Hello friends—
Tonight, in Brooklyn, I read at the Franklin Park Reading Series with my buddy Lincoln Michel and some other great writers: Alexandra Kleeman, Simeon Marsalis, and Marie-Helene Bertino. It should be a varied and excellent event. Come on out if you can.
This morning, I woke up to a surprise publication of my short story “Colonial Conditions” over at The Yale Review. And last Friday, I appeared on the NYT Book Review Podcast to discuss my cover review of Sally Rooney’s new novel Beautiful World, Where Are You. This weekend, I’ll be in Provincetown for the Book Festival. Come on out if you’re around.
It’s been a busy few weeks since I moved to the city, but things seem mostly to be trending in the right direction by which I mostly mean that my furniture is almost all delivered. I’m just waiting on my mattress and some living room furniture to round things out. Looking forward to having this place fully outfitted and furnished.
You never know how many things you have and how many of those things aren’t what you need until you move. Or until you’re on the fifth floor of a walk-up and facing down the prospect of having to haul a printer up all those stairs. You quickly begin to think about what is and is not essential to your functioning. What can be done without and therefore was never truly essential to your way of life. Or maybe it’s more accurate to say that your way of life itself changes and some things become essential and some things become unessential. Or maybe nothing changes except your own sense of what you need and are willing to do without once you’re faced with having to haul it up the stairs in your curiously humid and warm stairwell. At any rate, a move is an opportunity for some inner and outer accounting. You think it all over.

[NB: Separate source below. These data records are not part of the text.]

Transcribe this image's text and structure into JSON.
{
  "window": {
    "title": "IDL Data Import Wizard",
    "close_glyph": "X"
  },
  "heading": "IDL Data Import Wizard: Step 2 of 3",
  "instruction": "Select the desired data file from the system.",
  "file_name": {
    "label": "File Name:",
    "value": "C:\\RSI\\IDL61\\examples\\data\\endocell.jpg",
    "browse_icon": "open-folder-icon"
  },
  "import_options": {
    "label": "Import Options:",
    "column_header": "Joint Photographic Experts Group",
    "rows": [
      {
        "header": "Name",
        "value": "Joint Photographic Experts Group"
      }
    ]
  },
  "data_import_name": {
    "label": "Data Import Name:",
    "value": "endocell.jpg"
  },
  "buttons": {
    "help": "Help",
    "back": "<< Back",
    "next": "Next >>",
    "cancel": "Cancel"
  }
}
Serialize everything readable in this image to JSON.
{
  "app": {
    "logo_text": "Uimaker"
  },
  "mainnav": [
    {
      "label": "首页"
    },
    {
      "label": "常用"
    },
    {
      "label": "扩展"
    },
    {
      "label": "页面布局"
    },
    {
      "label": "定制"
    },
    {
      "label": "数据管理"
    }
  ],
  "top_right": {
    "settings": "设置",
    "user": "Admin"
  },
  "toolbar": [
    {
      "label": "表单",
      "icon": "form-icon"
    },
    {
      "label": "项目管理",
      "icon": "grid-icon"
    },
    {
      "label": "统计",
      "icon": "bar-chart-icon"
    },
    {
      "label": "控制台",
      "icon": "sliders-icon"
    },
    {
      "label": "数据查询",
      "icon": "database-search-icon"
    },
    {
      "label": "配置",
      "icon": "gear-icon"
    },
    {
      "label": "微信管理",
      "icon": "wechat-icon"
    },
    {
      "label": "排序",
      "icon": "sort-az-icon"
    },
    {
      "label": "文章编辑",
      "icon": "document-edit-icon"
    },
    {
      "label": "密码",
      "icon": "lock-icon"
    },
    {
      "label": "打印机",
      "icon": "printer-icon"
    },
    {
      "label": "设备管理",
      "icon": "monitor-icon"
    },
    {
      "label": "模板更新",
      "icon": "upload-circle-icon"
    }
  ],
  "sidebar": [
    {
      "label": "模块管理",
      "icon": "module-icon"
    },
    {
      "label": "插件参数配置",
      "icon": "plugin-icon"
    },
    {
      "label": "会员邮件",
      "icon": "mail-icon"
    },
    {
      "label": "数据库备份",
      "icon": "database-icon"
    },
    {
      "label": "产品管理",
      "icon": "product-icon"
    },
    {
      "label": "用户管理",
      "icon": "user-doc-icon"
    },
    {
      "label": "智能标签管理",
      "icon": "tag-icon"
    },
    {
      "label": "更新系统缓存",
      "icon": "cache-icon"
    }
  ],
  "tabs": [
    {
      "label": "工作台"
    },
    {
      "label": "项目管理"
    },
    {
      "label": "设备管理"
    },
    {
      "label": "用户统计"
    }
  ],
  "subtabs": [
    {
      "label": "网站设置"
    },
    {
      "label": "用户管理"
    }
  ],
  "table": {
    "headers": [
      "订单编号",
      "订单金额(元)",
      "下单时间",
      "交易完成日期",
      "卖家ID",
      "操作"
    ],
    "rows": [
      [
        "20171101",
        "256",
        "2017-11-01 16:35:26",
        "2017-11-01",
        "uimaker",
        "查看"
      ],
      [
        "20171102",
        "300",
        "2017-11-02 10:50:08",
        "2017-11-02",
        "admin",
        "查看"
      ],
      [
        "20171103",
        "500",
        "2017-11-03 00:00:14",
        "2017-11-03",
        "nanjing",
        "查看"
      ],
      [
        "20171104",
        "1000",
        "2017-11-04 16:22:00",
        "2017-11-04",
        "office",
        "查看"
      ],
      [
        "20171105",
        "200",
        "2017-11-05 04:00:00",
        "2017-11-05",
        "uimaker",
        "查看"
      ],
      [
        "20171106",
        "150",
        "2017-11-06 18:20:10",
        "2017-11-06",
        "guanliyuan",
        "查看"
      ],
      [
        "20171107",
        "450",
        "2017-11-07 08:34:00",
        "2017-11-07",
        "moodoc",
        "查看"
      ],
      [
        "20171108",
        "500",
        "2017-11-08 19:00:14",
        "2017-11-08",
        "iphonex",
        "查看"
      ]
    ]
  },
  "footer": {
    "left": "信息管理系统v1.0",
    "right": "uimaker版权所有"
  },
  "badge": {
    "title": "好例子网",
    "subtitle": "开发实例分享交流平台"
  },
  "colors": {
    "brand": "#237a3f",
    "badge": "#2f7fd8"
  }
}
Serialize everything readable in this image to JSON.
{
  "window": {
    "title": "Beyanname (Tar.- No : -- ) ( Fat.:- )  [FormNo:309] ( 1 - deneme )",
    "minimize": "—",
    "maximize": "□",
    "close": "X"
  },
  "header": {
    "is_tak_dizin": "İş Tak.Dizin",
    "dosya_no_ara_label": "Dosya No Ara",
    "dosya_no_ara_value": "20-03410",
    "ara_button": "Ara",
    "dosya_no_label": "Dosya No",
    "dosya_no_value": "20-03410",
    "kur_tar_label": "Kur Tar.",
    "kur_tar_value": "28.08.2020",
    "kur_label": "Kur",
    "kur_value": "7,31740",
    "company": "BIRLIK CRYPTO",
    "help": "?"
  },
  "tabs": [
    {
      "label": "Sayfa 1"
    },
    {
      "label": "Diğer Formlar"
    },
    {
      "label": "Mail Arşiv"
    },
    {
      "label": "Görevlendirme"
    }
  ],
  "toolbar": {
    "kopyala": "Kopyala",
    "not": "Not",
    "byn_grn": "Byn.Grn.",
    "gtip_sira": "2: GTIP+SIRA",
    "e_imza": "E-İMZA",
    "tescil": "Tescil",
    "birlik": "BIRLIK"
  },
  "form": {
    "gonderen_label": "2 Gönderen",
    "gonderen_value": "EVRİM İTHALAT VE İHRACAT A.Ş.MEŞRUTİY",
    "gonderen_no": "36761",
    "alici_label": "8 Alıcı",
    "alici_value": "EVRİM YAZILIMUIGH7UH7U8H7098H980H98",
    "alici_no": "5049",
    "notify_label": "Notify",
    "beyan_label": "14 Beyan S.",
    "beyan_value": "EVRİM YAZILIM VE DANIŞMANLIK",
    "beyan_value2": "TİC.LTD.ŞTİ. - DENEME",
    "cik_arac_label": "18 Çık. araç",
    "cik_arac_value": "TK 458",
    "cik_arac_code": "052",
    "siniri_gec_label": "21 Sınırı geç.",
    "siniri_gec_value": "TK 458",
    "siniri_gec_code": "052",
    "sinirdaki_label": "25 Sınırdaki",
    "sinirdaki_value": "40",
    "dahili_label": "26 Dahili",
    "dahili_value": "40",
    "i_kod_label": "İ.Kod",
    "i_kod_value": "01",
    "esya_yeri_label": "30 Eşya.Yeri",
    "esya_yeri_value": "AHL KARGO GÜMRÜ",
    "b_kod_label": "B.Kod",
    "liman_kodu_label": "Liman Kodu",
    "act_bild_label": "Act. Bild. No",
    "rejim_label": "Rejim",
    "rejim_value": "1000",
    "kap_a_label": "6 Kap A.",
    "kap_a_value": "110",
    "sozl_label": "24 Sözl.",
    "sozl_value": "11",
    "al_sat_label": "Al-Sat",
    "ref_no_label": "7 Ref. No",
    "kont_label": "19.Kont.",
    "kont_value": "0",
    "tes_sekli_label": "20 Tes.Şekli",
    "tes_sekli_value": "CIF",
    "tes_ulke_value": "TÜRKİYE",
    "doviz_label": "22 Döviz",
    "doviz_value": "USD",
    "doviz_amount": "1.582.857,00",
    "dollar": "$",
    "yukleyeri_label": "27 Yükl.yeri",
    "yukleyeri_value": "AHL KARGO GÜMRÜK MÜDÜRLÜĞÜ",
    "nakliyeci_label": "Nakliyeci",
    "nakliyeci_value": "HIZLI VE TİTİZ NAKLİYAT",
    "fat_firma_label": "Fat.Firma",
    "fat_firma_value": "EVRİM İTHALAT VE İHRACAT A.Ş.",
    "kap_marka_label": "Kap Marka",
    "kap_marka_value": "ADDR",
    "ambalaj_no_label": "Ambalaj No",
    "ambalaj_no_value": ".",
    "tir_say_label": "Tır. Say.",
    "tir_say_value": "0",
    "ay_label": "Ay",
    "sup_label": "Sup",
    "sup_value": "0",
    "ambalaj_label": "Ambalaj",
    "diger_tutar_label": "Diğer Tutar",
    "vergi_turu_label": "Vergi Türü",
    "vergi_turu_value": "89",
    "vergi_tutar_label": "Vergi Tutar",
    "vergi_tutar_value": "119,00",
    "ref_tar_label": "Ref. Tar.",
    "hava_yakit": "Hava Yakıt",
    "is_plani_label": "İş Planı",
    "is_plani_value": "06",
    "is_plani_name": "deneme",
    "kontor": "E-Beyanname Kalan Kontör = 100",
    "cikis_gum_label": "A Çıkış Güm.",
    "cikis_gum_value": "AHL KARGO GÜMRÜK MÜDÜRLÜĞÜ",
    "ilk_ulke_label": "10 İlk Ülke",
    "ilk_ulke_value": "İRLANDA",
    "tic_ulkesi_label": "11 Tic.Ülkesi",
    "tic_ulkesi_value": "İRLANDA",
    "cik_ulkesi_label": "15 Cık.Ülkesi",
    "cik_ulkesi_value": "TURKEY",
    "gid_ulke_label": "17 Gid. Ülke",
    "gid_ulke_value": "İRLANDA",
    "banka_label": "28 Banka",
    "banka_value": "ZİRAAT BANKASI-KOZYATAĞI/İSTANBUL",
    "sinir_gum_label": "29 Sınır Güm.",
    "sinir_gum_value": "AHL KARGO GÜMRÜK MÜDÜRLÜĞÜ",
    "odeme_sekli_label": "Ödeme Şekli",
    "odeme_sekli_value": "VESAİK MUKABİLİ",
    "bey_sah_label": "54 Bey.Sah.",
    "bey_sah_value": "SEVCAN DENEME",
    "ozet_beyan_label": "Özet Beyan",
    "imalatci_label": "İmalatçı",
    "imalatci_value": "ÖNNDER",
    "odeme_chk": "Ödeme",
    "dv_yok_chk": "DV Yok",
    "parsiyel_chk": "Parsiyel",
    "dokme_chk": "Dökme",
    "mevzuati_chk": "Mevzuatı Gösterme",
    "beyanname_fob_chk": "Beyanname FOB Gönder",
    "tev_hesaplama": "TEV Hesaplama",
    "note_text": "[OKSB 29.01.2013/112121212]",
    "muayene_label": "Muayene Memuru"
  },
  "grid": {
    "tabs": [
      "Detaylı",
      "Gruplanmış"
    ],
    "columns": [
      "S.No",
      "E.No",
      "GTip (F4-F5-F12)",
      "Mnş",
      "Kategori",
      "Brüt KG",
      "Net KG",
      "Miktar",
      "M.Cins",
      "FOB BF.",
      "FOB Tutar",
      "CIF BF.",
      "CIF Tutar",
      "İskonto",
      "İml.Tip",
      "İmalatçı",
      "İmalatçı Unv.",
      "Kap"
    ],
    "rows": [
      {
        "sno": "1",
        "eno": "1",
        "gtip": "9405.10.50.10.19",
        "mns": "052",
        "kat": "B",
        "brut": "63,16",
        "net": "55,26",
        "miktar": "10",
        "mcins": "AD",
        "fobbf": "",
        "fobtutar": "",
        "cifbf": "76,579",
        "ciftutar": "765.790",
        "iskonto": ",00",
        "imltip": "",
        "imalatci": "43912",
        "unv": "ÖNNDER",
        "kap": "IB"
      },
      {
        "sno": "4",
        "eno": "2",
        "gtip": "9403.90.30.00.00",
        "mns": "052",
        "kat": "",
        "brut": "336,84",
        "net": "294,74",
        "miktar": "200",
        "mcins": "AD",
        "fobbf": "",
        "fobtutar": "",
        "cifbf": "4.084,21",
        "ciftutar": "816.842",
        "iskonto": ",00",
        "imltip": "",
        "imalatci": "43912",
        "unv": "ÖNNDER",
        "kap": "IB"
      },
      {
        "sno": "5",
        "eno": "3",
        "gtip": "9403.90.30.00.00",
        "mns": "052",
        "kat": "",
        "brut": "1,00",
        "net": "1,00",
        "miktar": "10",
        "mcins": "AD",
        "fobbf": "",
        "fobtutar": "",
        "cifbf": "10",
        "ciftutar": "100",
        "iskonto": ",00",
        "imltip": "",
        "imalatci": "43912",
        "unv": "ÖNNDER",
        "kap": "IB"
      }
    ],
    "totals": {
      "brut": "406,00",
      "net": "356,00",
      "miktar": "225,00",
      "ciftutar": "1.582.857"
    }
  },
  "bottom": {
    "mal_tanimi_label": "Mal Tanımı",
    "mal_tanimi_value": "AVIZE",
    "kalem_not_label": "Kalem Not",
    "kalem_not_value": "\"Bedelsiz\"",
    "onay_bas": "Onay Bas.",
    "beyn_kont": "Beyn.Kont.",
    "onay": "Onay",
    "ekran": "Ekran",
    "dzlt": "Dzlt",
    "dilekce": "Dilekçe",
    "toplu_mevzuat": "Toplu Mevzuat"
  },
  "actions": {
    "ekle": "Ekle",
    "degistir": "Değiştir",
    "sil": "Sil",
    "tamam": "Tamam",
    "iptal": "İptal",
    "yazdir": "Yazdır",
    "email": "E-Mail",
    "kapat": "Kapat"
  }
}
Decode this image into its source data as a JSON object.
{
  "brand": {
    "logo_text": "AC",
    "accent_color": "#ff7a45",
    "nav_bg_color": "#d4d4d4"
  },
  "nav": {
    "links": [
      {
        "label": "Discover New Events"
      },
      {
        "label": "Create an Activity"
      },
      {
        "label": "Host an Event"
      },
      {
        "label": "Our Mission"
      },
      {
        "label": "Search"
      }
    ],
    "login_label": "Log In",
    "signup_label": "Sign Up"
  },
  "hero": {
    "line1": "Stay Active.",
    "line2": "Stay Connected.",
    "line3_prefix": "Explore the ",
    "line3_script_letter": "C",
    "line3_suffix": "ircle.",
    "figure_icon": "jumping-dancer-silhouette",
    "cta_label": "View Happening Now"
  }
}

I am looking forward to becoming caked up for the gods, though.
Reading has been curiously stagnant the last couple of weeks. It’s so hard for me to focus when I’m always listening out for the buzzer or refreshing my shipping information. When something’s out for delivery, I basically just hang up the prospect of getting any work done at all. No reading, no writing, just stupefied gazing at Law and Order. I haven’t even been able to focus on movies or music. Nothing sticks to the surface of my attention. Everything feels twitchy and jittery, like a holographic trading card. I’m even distracted from the distractions by things that don’t even cohere into true objects in my mind. It’s like glancing in five directions at once to catch some lurking shadow on my mind’s periphery. Electrospray ionized attention. That one’s for my science nerds.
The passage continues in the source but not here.